Freitag, 17. September 2010

Patti Kristina Barcelona - Die Saga beginnt.

Aus gegebenem Anlass empfehle ich den geneigten LeserInnen sich in eine Art Zeitmaschine zu setzen oder einfach die Augen zu schließen und sich das Barcelona des Jahres 2010 vorzustellen, was den plötzliche Szenenwechsel dieses Blog erklärt.

Protagonistinnen: Patti (das bin ich), Kristina und das ist natürlich Barcelona. Alles verarbeitet an genau dieser Stelle in einer Art virtuellem Briefbuch. Viel Spaß!

Patti:

Nach Chaos, Wahnsinn und Gesang war der Tag nun gekommen.


Kristina:

Ein lauer Sommerabend in Barcelona, Spanien. Es ist 23.30 Uhr. Zwei dunkle misteriöse Gestalten schließen sich vor der Caja Bank am Plaza Catalunya nach monatiger Abstinenz voneinander in die Arme. Das Desaster kann beginnen.
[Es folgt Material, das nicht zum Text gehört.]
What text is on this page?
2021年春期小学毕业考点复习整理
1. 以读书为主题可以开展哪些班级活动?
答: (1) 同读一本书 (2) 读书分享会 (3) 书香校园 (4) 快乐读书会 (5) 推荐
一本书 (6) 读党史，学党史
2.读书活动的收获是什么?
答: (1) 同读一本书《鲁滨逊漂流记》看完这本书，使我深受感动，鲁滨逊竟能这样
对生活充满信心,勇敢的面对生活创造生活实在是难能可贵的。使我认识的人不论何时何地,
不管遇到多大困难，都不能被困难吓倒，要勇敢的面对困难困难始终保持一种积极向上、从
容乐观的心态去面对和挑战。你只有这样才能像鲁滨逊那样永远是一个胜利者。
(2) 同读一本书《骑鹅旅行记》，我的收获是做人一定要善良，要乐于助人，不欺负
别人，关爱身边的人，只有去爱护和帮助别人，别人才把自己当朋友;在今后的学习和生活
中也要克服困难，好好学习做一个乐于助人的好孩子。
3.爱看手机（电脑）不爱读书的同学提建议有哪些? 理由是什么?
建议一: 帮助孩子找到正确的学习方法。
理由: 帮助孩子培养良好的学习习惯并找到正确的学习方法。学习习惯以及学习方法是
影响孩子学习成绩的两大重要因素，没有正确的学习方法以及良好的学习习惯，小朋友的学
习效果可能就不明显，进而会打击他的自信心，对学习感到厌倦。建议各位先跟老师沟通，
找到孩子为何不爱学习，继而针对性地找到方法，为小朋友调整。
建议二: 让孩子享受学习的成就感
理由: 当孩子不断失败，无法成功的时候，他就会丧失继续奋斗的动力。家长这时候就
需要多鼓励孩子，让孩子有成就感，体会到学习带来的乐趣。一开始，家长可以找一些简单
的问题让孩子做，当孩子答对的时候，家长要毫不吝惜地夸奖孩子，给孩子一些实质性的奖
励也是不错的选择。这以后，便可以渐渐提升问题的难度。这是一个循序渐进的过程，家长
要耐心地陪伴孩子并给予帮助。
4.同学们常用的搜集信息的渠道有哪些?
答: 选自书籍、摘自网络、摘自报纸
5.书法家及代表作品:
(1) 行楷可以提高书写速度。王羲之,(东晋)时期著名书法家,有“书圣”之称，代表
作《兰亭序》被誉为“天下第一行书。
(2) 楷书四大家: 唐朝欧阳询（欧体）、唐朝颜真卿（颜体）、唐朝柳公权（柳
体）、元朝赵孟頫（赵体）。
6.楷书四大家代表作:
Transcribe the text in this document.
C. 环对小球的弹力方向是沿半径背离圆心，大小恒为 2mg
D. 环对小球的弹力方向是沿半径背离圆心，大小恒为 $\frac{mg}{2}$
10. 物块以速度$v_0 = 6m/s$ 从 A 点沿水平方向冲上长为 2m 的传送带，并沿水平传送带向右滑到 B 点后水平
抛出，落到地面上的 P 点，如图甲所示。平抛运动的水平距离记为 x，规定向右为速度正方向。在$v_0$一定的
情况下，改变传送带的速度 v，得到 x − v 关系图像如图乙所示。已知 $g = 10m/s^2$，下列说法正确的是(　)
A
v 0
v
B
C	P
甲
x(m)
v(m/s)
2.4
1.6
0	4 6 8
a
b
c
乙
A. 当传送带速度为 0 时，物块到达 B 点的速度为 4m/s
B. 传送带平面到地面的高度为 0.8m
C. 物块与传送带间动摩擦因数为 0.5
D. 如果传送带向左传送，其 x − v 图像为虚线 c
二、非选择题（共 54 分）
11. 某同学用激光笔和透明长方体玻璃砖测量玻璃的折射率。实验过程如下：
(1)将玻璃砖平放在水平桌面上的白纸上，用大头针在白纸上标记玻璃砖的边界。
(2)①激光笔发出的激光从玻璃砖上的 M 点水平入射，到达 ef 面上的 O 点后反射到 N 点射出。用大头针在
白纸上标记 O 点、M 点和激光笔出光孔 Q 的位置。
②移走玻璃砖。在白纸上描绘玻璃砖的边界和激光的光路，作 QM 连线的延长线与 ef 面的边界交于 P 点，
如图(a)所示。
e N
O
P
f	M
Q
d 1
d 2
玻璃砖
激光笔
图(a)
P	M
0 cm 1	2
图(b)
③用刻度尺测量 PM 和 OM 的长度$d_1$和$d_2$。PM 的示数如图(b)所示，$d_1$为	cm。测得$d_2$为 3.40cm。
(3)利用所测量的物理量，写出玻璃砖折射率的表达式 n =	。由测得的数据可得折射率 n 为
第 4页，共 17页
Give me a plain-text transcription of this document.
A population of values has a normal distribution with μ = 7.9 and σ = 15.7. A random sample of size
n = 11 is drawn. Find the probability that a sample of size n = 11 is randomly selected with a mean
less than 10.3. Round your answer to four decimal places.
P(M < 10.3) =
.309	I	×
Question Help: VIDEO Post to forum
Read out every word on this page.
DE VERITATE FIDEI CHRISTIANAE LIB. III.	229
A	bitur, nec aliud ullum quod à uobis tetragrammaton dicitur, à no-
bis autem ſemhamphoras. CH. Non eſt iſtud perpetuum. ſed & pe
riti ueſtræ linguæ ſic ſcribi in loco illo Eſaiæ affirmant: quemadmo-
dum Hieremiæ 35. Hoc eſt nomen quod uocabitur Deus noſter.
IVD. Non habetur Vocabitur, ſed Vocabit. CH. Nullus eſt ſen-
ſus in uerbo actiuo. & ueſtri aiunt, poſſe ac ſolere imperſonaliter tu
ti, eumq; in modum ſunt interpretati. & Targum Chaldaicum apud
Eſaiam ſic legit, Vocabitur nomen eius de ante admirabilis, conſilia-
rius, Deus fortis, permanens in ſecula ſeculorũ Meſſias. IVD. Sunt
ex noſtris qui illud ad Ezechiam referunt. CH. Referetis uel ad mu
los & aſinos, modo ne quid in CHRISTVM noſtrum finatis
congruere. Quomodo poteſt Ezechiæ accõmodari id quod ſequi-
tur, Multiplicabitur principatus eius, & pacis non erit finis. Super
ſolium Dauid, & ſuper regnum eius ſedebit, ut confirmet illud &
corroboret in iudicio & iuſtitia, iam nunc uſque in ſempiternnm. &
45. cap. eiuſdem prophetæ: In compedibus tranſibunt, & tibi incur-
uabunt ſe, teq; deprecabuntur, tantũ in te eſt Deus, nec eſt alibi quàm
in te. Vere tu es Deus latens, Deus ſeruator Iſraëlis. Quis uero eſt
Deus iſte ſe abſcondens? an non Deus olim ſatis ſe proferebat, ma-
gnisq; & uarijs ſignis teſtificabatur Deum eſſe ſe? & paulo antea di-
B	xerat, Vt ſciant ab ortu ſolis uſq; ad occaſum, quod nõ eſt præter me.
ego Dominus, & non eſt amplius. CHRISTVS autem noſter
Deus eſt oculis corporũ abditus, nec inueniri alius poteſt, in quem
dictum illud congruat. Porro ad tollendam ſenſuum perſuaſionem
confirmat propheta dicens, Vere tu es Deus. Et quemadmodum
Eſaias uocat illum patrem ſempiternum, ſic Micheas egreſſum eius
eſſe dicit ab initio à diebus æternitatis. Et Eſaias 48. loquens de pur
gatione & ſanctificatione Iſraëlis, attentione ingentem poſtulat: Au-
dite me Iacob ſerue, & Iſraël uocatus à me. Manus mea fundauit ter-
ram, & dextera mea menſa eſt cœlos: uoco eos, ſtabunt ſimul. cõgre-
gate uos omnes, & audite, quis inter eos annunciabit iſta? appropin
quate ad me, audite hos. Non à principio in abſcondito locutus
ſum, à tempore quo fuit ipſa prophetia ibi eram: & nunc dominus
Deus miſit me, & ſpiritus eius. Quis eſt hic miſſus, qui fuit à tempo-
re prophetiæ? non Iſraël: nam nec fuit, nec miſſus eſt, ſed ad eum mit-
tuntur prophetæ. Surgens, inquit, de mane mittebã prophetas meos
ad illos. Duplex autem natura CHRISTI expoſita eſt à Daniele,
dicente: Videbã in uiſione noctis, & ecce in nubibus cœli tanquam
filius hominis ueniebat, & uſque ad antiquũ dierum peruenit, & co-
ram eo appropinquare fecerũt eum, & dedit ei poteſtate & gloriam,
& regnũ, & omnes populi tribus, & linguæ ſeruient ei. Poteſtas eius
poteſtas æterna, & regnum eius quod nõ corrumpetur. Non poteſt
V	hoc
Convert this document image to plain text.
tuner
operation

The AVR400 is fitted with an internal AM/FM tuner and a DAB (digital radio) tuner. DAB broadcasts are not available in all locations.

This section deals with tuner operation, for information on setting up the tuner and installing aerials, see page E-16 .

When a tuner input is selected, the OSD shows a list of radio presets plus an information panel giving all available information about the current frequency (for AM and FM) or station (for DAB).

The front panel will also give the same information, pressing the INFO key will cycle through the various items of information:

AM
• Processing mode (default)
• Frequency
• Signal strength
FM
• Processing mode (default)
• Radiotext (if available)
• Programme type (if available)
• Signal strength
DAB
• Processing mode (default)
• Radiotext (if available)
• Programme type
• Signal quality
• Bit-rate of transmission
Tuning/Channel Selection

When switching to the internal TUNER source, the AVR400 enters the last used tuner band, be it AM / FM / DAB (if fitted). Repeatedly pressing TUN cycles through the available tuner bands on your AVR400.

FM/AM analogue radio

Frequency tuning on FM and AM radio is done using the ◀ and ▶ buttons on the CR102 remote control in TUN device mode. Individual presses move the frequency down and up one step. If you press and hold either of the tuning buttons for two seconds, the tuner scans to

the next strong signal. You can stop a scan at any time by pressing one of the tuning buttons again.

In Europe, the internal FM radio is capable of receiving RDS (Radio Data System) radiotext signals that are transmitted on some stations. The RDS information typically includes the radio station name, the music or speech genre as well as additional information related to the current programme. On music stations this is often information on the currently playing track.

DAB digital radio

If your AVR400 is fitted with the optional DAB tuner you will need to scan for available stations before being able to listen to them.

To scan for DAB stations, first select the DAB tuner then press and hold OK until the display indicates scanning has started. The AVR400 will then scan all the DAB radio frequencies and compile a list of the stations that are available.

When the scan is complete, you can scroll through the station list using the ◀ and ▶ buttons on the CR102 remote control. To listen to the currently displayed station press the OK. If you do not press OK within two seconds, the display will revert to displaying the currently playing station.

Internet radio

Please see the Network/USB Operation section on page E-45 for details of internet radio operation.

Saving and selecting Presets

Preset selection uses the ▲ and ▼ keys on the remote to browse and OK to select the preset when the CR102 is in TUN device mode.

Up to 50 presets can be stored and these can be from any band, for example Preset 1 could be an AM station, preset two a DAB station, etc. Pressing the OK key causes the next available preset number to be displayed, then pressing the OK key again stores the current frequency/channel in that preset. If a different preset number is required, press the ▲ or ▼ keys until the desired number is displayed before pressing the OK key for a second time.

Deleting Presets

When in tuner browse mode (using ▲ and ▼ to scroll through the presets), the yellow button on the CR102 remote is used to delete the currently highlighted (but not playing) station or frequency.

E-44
Mit flottem Schritt ab zum Hostel im populären „Nuttenviertel“ der Touristenstadt, wo wir unseren Mitbewohner Nico kennenlernen. Ein sehr ernster Zeitgenosse im weißen Ralph Lauren Shirt, der sich dennoch mit uns anfreunden möchte. Nach kurzer Stylingaktion und genug Konversation mit Nico, ziehen wir los. Es ist ja ca. 1 Uhr. Die Primetime, um in das spanische Nachtleben zu starten.

Nach gefühlten 4 Stunden umherirren, fanden wir das ein oder andere Pub. Sobald wird uns setzten, hieß es „Sorry,we’re closing“. Zu guter letzt lassen wir uns an einem sehr touristischen Platz nieder. Hier ist man noch gewollt uns Bier auszuschenken. Allerdings werden wir nach dem ersten Nippen daran erinnert, dass auch diese Bar in 10 Minuten schließen wird.

Gut, wir haben es schließlich akzeptiert, dass man uns in dieser Nacht keine wilden Erlebnisse mehr gönnen wollte. Somit entschlossen wir uns doch ein illegales Bier auf der Straße zu kaufen und ließen uns schließlich auf einer Bank an einer Bushaltestelle nieder, um endlich die letzten Monate Leben aufzuholen. Was soll ich sagen? Auch dies war uns nicht gegönnt, als eine Mittvierzigerin, stark alkoholisiert, ihren Hintern auf die Bank presste und uns unmissverständlich klar machte, dass wir noch etwas rutschen sollen, damit auch ihre gerade ergatterte Barbekanntschaft (ein Mittsechziger, der gemäß seiner Stimme nicht nur 2 Packungen Zigaretten am Tag raucht) auch noch Platz auf unserer gemütlichen Insel hatte.

Auf unserem Heimweg wurde uns entweder hinterhergepfiffen und „sexy“ gerufen, „Marihuana, Haschisch, Heroin“ angeboten oder wir wurden auf deutsch mit „Wichser, F****, Schlampe“ beschimpft. Scheint normal zu sein, nachts um halb 4, im besagten Viertel die katellonischen Hauptstadt.

Patti:

Man/frau wird sich fragen, ob es einen gelungeneren Einstand geben kann? Der wildromantische erste Abend wurde freilich noch durch weitere kleine Episoden abgerundet. Sehr anrührend etwa Kristinas Naivität, was die hiesige Faune betrifft:

Kristina: „Oh guck mal, da ist ein kleiner Frosch!“ (Stille und Entsetzensschrei) „Igitt, das ist eine Kakerlake!“

Und statt bei Kerzenschein und spanischer Flamenco-Musik saßen wir im Spotlight des supermodernen Bushäuschens, um uns herum Betrunkene, Müllabfuhr und Dunkelheit. Ganz ehrlich: Nirgendwo in Deutschland kann das romanisch wirken, aber was ist schon Romantik? Ein Dosenbier, 25 Grad und Palmen können hier alles andere unwichtig erscheinen lassen.